Niet antwoorden vond ik sneu, dus schreef ik: “Goed hoor”.
Sohaib: “Op sgool gbruikn we uw artikln en boekn enz dus ik voel me vereerd om mt u te chatten.”
Wat moet je hier nou op antwoorden?
Dus doe ik maar: “haha flink studeren en ook genieten van je jeugd”.
Ik dacht: nou heb ik hem niet ruw afgescheept, en kan hij zijn vrienden vertellen dat hij een chat met mij heeft gehad.
Maar hij was een doorzetter.
Sohaib: “Zeker. Dank u wel.” (hé, volle woorden realiseer ik me).
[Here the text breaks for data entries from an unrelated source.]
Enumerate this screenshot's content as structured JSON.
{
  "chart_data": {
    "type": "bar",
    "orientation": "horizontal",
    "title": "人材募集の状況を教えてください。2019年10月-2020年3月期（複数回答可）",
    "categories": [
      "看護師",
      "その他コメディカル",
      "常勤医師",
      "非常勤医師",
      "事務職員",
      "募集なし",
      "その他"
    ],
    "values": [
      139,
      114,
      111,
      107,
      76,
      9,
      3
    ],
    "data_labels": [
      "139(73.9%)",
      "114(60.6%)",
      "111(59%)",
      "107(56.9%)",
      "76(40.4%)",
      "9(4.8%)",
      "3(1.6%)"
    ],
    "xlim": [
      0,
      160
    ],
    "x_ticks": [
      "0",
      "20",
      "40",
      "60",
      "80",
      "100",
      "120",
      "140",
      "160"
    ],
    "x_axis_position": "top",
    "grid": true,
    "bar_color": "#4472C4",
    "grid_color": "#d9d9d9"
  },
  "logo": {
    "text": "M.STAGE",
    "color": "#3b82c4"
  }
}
Hij vervolgt: “Zo vertelt u me iets actueels aub.”

Jij nu. Kom je oververmoeid van een vergadering uit België en moet je een knul van 16 jaar iets actueels gaan vertellen.
Ik eindig: “Ik ben hartstikke druk helaas”.

Ik ben later gaan nadenken over Sohaib. Eigenlijk is dit het type jongeren waar ik enthousiast over ben. Hij is niet bang om afgesnauwd te worden. Hij heeft een flinke dosis zelfvertrouwen. Hij gaat gewoon door, waar anderen misschien zouden stoppen.
Dus Sohaib, ik heb helaas geen tijd voor chats maar ik ben trots op je houding en mentaliteit. En dat alles dankzij FB.